The questions I wanted to answer this day in Carcassonne were: Who were the accused? Why were they doing what they were doing? What did that say about the state of French democracy and about GMOs in Europe? Why had they bypassed conventional political means to achieve their ends? What was the nature of the French justice system that examined their actions? What was a presidential candidate doing in a junior French court on such charges? The way I chose to address these questions was by using an extended interview with one of the accused, Michel David and excerpts from various other actors.

The film I produced was my first, imperfect stab at alternative news. As described above, it was done pretty much on the fly. It comes without a commentary, mainly because I believe people can speak for themselves. What interests me is having them explain why they do what they do and showing the heavily policed context in which they do so.
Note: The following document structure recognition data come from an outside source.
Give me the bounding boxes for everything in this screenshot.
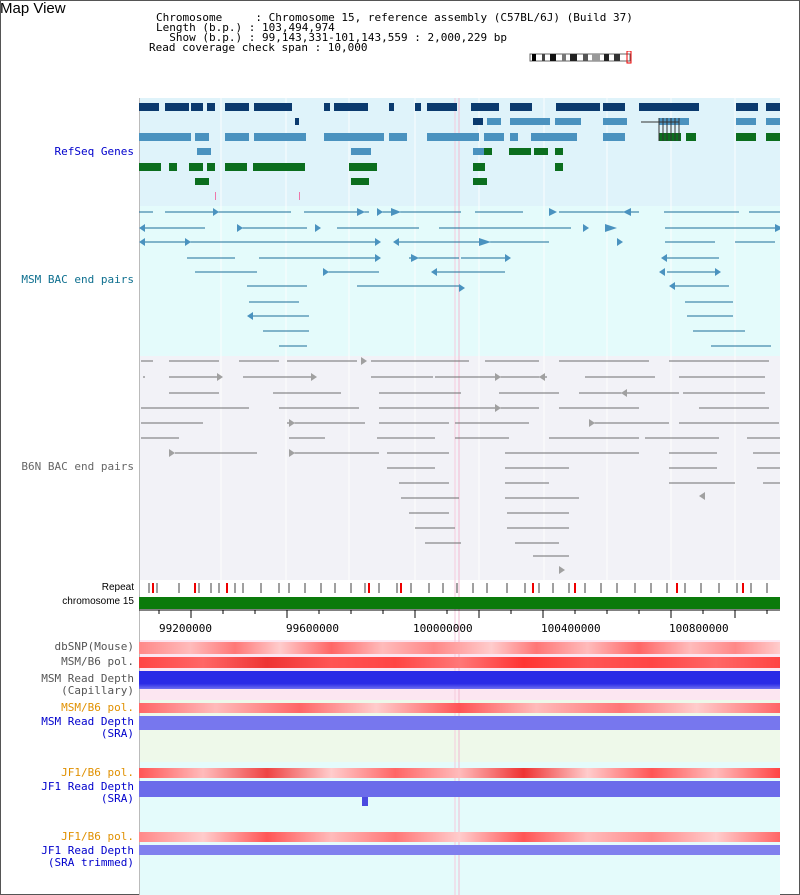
- track-label-repeat[interactable]: Repeat: [101, 582, 134, 593]
- msm-depth-sra-graph[interactable]: [139, 716, 780, 730]
- jf1-depth-dip: [362, 797, 368, 806]
- grid-lines: [220, 98, 736, 895]
- axis-tick-label: 100800000: [669, 622, 729, 635]
- jf1-depth-sra-graph[interactable]: [139, 781, 780, 797]
- track-label-jf1-b6-pol-2[interactable]: JF1/B6 pol.: [61, 830, 134, 843]
- show-range-info: Show (b.p.) : 99,143,331-101,143,559 : 2…: [156, 31, 507, 44]
- track-label-msm-depth-sra[interactable]: MSM Read Depth (SRA): [41, 715, 134, 740]
- coverage-span-info: Read coverage check span : 10,000: [149, 41, 368, 54]
- dbsnp-heat-strip[interactable]: [139, 642, 780, 654]
- msm-bac-pairs-track[interactable]: [139, 206, 780, 356]
- track-label-jf1-depth-sra[interactable]: JF1 Read Depth (SRA): [41, 780, 134, 805]
- b6n-bac-pairs-track[interactable]: [139, 356, 780, 580]
- axis-tick-label: 99200000: [159, 622, 212, 635]
- jf1-b6-pol-strip[interactable]: [139, 768, 780, 778]
- chromosome-ideogram[interactable]: [528, 51, 634, 64]
- track-label-jf1-b6-pol[interactable]: JF1/B6 pol.: [61, 766, 134, 779]
- refseq-genes-track[interactable]: [139, 98, 780, 206]
- axis-tick-label: 99600000: [286, 622, 339, 635]
- msm-b6-pol-strip-2[interactable]: [139, 703, 780, 713]
- track-label-chromosome[interactable]: chromosome 15: [62, 596, 134, 607]
- track-label-dbsnp[interactable]: dbSNP(Mouse): [54, 640, 134, 653]
- axis-tick-label: 100000000: [413, 622, 473, 635]
- jf1-depth-trimmed-graph[interactable]: [139, 845, 780, 855]
- position-axis: [139, 609, 780, 618]
- chromosome-bar[interactable]: [139, 597, 780, 609]
- track-label-refseq[interactable]: RefSeq Genes: [54, 145, 134, 158]
- page-title: Map View: [0, 0, 66, 17]
- track-left-border: [139, 98, 140, 895]
- track-label-msm-bac[interactable]: MSM BAC end pairs: [21, 273, 134, 286]
- msm-b6-pol-strip[interactable]: [139, 657, 780, 668]
- track-label-jf1-depth-trimmed[interactable]: JF1 Read Depth (SRA trimmed): [41, 844, 134, 869]
- length-info: Length (b.p.) : 103,494,974: [156, 21, 335, 34]
- track-label-msm-b6-pol[interactable]: MSM/B6 pol.: [61, 655, 134, 668]
- repeat-track[interactable]: [139, 582, 780, 594]
- axis-tick-label: 100400000: [541, 622, 601, 635]
- track-label-msm-b6-pol-2[interactable]: MSM/B6 pol.: [61, 701, 134, 714]
- msm-depth-capillary-graph[interactable]: [139, 671, 780, 689]
- track-label-msm-depth-capillary[interactable]: MSM Read Depth (Capillary): [41, 672, 134, 697]
- track-label-b6n-bac[interactable]: B6N BAC end pairs: [21, 460, 134, 473]
- chromosome-info: Chromosome : Chromosome 15, reference as…: [156, 11, 633, 24]
- jf1-b6-pol-strip-2[interactable]: [139, 832, 780, 842]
It is about showing the old grannies, the mothers with children marching in the rain on a weekday to protest against something that most French people don’t want.
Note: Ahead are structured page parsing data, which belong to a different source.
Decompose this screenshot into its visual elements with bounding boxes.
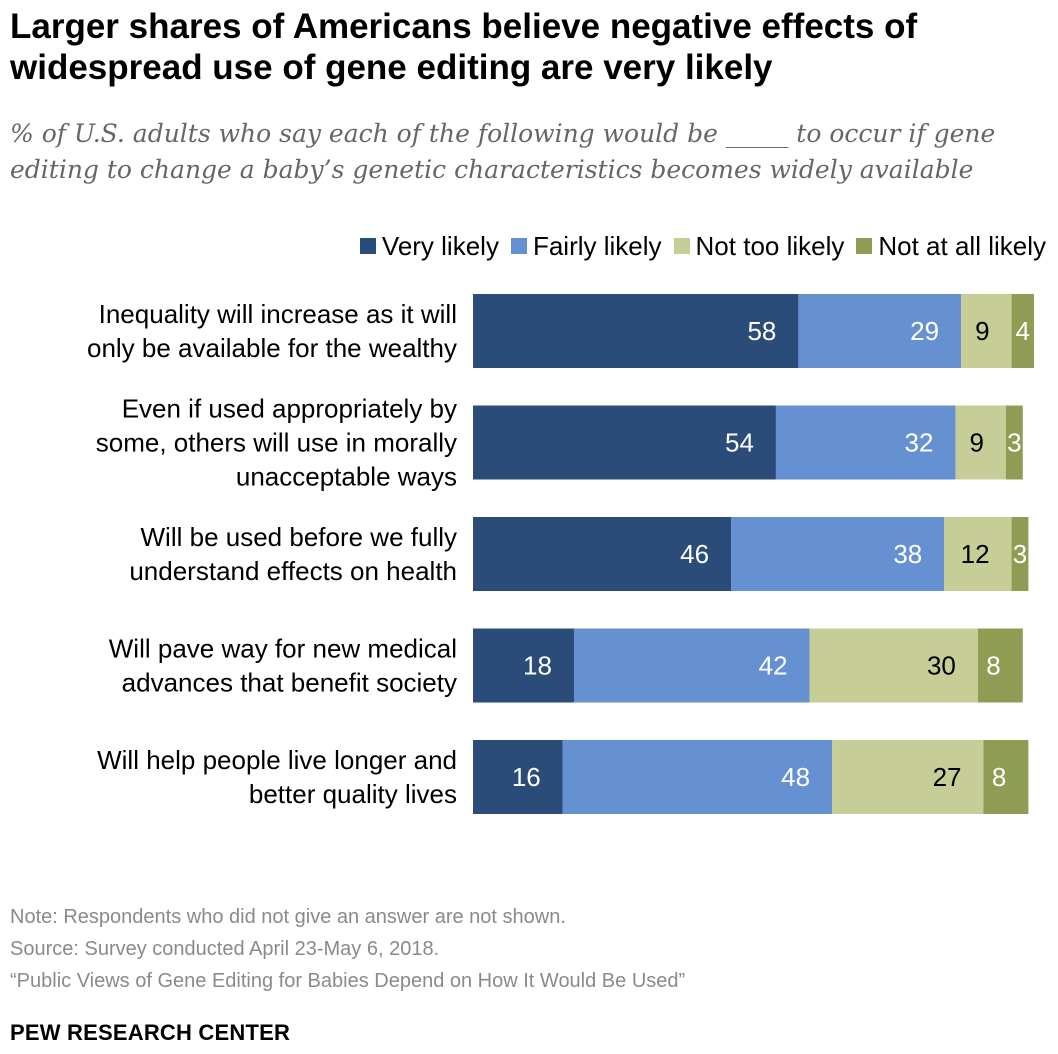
category-label: Even if used appropriately by some, other… — [96, 394, 457, 492]
legend-label: Not at all likely — [878, 230, 1046, 261]
data-label: 18 — [523, 651, 552, 681]
data-label: 9 — [969, 428, 983, 458]
category-label-line: Even if used appropriately by — [122, 394, 457, 424]
bar-segment — [809, 628, 978, 703]
legend-item-not-at-all-likely: Not at all likely — [856, 231, 1046, 262]
category-label: Will be used before we fully understand e… — [129, 522, 457, 586]
data-label: 54 — [725, 428, 754, 458]
legend-item-fairly-likely: Fairly likely — [510, 230, 662, 262]
category-label-line: Inequality will increase as it will — [99, 299, 457, 329]
bar-segment — [1005, 405, 1023, 480]
category-label-line: Will help people live longer and — [97, 745, 457, 775]
footer-report: “Public Views of Gene Editing for Babies… — [10, 970, 686, 992]
legend-label: Fairly likely — [532, 230, 662, 261]
legend-swatch — [359, 238, 376, 254]
footer-source: Source: Survey conducted April 23-May 6,… — [10, 938, 440, 960]
legend-item-not-too-likely: Not too likely — [673, 230, 845, 262]
data-label: 16 — [512, 762, 541, 792]
bar-segment — [798, 294, 962, 368]
legend-label: Very likely — [381, 230, 499, 261]
bar-segment — [562, 740, 833, 814]
bar-segment — [944, 517, 1012, 591]
data-label: 12 — [961, 539, 990, 569]
data-label: 48 — [781, 762, 810, 792]
category-label-line: some, others will use in morally — [96, 428, 457, 458]
bar-segment — [961, 294, 1012, 368]
category-label-line: Will be used before we fully — [141, 522, 457, 552]
category-label: Will help people live longer and better q… — [97, 745, 457, 809]
footer-note: Note: Respondents who did not give an an… — [10, 906, 566, 928]
data-label: 29 — [910, 316, 939, 346]
data-label: 42 — [759, 651, 788, 681]
bar-segment — [983, 740, 1029, 814]
category-label-line: unacceptable ways — [236, 462, 457, 492]
legend-swatch — [673, 238, 690, 254]
bar-segment — [731, 517, 945, 591]
data-label: 8 — [992, 762, 1006, 792]
bar-segment — [832, 740, 984, 814]
legend-swatch — [510, 238, 527, 254]
data-label: 32 — [905, 428, 934, 458]
data-label: 9 — [975, 316, 989, 346]
bar-segment — [1011, 294, 1034, 368]
data-label: 30 — [927, 651, 956, 681]
legend: Very likely Fairly likely Not too likely… — [0, 228, 1046, 264]
data-label: 38 — [893, 539, 922, 569]
bar-segment — [1011, 517, 1029, 591]
category-label-line: better quality lives — [249, 779, 457, 809]
category-label: Will pave way for new medical advances th… — [109, 634, 457, 698]
data-label: 3 — [1007, 428, 1021, 458]
bar-segment — [955, 405, 1006, 480]
bar-segment — [473, 294, 799, 368]
data-label: 58 — [747, 316, 776, 346]
chart-title: Larger shares of Americans believe negat… — [10, 7, 918, 88]
category-label-line: Will pave way for new medical — [109, 634, 457, 664]
legend-swatch — [856, 238, 873, 254]
bar-segment — [775, 405, 956, 480]
category-label-line: only be available for the wealthy — [87, 333, 457, 363]
data-label: 3 — [1013, 539, 1027, 569]
legend-label: Not too likely — [695, 230, 845, 261]
data-label: 8 — [986, 651, 1000, 681]
bar-segment — [473, 740, 563, 814]
bar-segment — [573, 628, 810, 703]
category-label: Inequality will increase as it will only … — [87, 299, 457, 363]
data-label: 27 — [933, 762, 962, 792]
legend-item-very-likely: Very likely — [359, 230, 499, 262]
category-label-line: advances that benefit society — [122, 668, 457, 698]
bar-segment — [473, 517, 732, 591]
bar-segment — [473, 405, 776, 480]
category-label-line: understand effects on health — [129, 556, 457, 586]
bar-segment — [977, 628, 1023, 703]
brand-logo-text: PEW RESEARCH CENTER — [10, 1020, 291, 1045]
data-label: 46 — [680, 539, 709, 569]
bar-segment — [473, 628, 574, 703]
chart-subtitle: % of U.S. adults who say each of the fol… — [10, 119, 996, 185]
data-label: 4 — [1016, 316, 1030, 346]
From a practical perspective, the film mixes shots and still pictures taken on the day with some archive digital photos I took at a Monsanto demonstration at the same site in December 2005, something I clearly flag on the film itself. I edited it on Final Cut Pro, exported the result to Quicktime and then out to the wider world as a compressed .mov file which I loaded onto YouTube.

I wondered about including a response from Monsanto but decided against it for two reasons. The first was that they get plenty of mileage for their views already, via mainstream political support, conventional media “balance”, broad industry front groups such as Europabio and the rest. The second is that, despite being a multi-billion-dollar multinational, their French website publishes no email address or telephone number for media contacts, inviting the curious to write by conventional mail instead. Right! Very 21st century. If you’re interested, this was their press release on the day of the trial.

Finally, the film is in French. I’m a native English speaker without the facility to write fluently in French, so that’s the way it has to be with my journalism for now. I could subtitle the thing but I feel there are more important things to do with my time.

2 Responses to “Alternative journalism or same-old, same-old?”

  1. Daniel Simpson Says:

    I am more interested in thinking about how we can fill the information vacuums they and others manage to leave unfilled despite their prodigious daily outpourings.

    Heartening to hear it! 😉

    That’s what’s so often lacking in dissections of mainstream media shortcomings.

    [W]hat is lacking … is the richer, subtler, contextualised coverage of proceedings. That is where alternative journalists and alternative journalism can shine and where it is sorely needed.

    Absolutely – but the real challenge seems to me to be to incorporate the same approach back into a comprehensive attempt to report news, in the conventional sense of daily developments. A sort of redefinition of the paradigm you describe Reuters and its rivals filtering their inputs and outputs through. That way it might be possible to conceptualise a transferable throughput model… 🙂

    In non-corporate babble, we need to figure out what ought to make news and why, and how at the same time to make its coverage as convincing as possible. So I think you’d ultimately need to feature Monsanto – not in that cloying “give them a chance to put their point of view” kind of way that pseudo-objectivity suggests, but in a “this is what i’m publishing so what have you got to say for yourselves” kind of doorstep. The point wouldn’t be to air it all either – but to try and make your report address the strongest criticism they could make of it. That’s how really powerful news gets made, in my view.

  2. david law Says:

    Good work .

    The CRS presence and the 8 Bové cars are enough in themselves, surely ?

    Our local spokesman for Monsanto is longtime Senateur for Avranches Jean Bizet.

    The rest of us know already what thoses spokespeople will say; the voice of the manifestants is NEVER heard.